In 2004 and 2005, the years at issue, Francis Dirico leased land and telecommunications towers to his wholly owned S corporation. In exchange, he received a percentage of the S corporation’s revenues from its leasing of tower access to its customers. While the majority of the leases were of land and towers, three were of land only. Dirico sustained net losses on four of the leases of land and towers. On his tax returns he reported each of the individual leases as separate passive activities. Income from the profitable leases therefore offset losses from the unprofitable leases. He also reported the entire amount of his distributive share of income from the S corporation as ordinary business income, which was its character on the Schedule K-1 issued to him.

Sec. 469 defines a passive activity as either an activity involving the conduct of a trade or business in which the taxpayer does not materially participate or a rental activity. It further limits deductions of losses from passive activities to the extent of passive income. Under the self-rental rule of Regs. Sec. 1.469-2(f)(6), rental income received for the use of property in a trade or business activity in which the taxpayer materially participates is treated as nonpassive-activity income. This rule equalizes the tax treatment of taxpayers who place property used in their business in a separate entity with those who retain the property in the same entity as the business operations. It also prevents them from artificially creating passive income to offset losses from other passive activities. The rule, however, does not cover losses from a self-rental activity; those are still passive losses deductible only to the extent of passive income.

The IRS asserted that the income from the land and tower leases to the S corporation was from property used in a trade or business in which Dirico materially participated. Thus, it applied the self-rental rule to recharacterize the income from the profitable leases as nonpassive-activity income, but not the losses. It then argued that the income from the land-only leases was nonpassive because that characterization is required under Temp. Regs. Sec. 1.469-2T(f)(3) when less than 30% of the unadjusted basis of leased property is subject to depreciation. The overall effect of the IRS’s adjustments was to disallow the losses from the unprofitable leases, while taxing the income from the profitable leases.
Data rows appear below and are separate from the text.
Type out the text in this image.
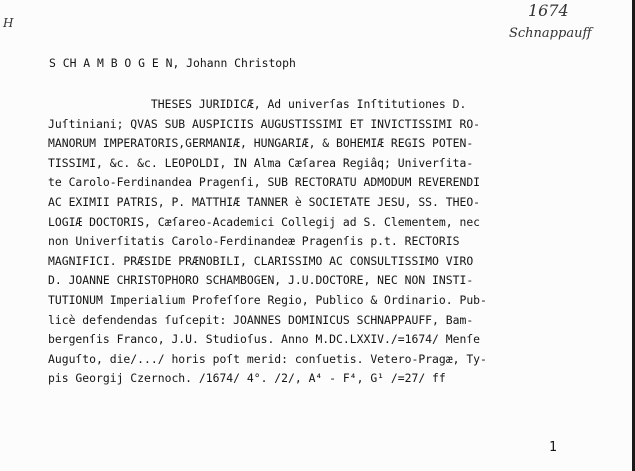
H
1674
Schnappauff
S CH A M B O G E N, Johann Christoph
THESES JURIDICÆ, Ad univerſas Inſtitutiones D.
Juſtiniani; QVAS SUB AUSPICIIS AUGUSTISSIMI ET INVICTISSIMI RO-
MANORUM IMPERATORIS,GERMANIÆ, HUNGARIÆ, & BOHEMIÆ REGIS POTEN-
TISSIMI, &c. &c. LEOPOLDI, IN Alma Cæſarea Regiâq; Univerſita-
te Carolo-Ferdinandea Pragenſi, SUB RECTORATU ADMODUM REVERENDI
AC EXIMII PATRIS, P. MATTHIÆ TANNER è SOCIETATE JESU, SS. THEO-
LOGIÆ DOCTORIS, Cæſareo-Academici Collegij ad S. Clementem, nec
non Univerſitatis Carolo-Ferdinandeæ Pragenſis p.t. RECTORIS
MAGNIFICI. PRÆSIDE PRÆNOBILI, CLARISSIMO AC CONSULTISSIMO VIRO
D. JOANNE CHRISTOPHORO SCHAMBOGEN, J.U.DOCTORE, NEC NON INSTI-
TUTIONUM Imperialium Profeſſore Regio, Publico & Ordinario. Pub-
licè defendendas ſuſcepit: JOANNES DOMINICUS SCHNAPPAUFF, Bam-
bergenſis Franco, J.U. Studioſus. Anno M.DC.LXXIV./=1674/ Menſe
Auguſto, die/.../ horis poſt merid: conſuetis. Vetero-Pragæ, Ty-
pis Georgij Czernoch. /1674/ 4°. /2/, A⁴ - F⁴, G¹ /=27/ ff
1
The Tax Court determined that the applicability of the self-rental rule depended on whether the S corporation used the leased land and towers in a trade or business activity. According to the court, the leasing of tower access to third-party customers was clearly a rental (not a trade or business) activity, and Dirico’s participation in the activity consequently was irrelevant, as the self-rental rule did not apply. The erroneous reporting on Dirico’s Schedule K-1 of the entire amount of the S corporation’s income as ordinary business income did not alter the underlying facts. However, since the land-only leases were not provided in connection with any of the leased towers, the court found that they needed to be grouped separately from the land and tower leases under Regs. Sec. 1.469-4(d)(2). Application of the 30% test was therefore appropriate, and because less than 30% of the unadjusted basis of the land-only leases was depreciable, the income from those leases was characterized as nonpassive-activity income.

Although not discussed in the case, the question of whether income is properly characterized as passive takes on added importance with the new 3.8% Medicare tax on net investment income scheduled to begin in 2013. Tax advisers should consider the implications of this tax when determining the appropriate grouping of separate activities.

  Dirico, 139 T.C. No. 16 (2012)

By Janet A. Meade, CPA, Ph.D., associate professor, University of Houston.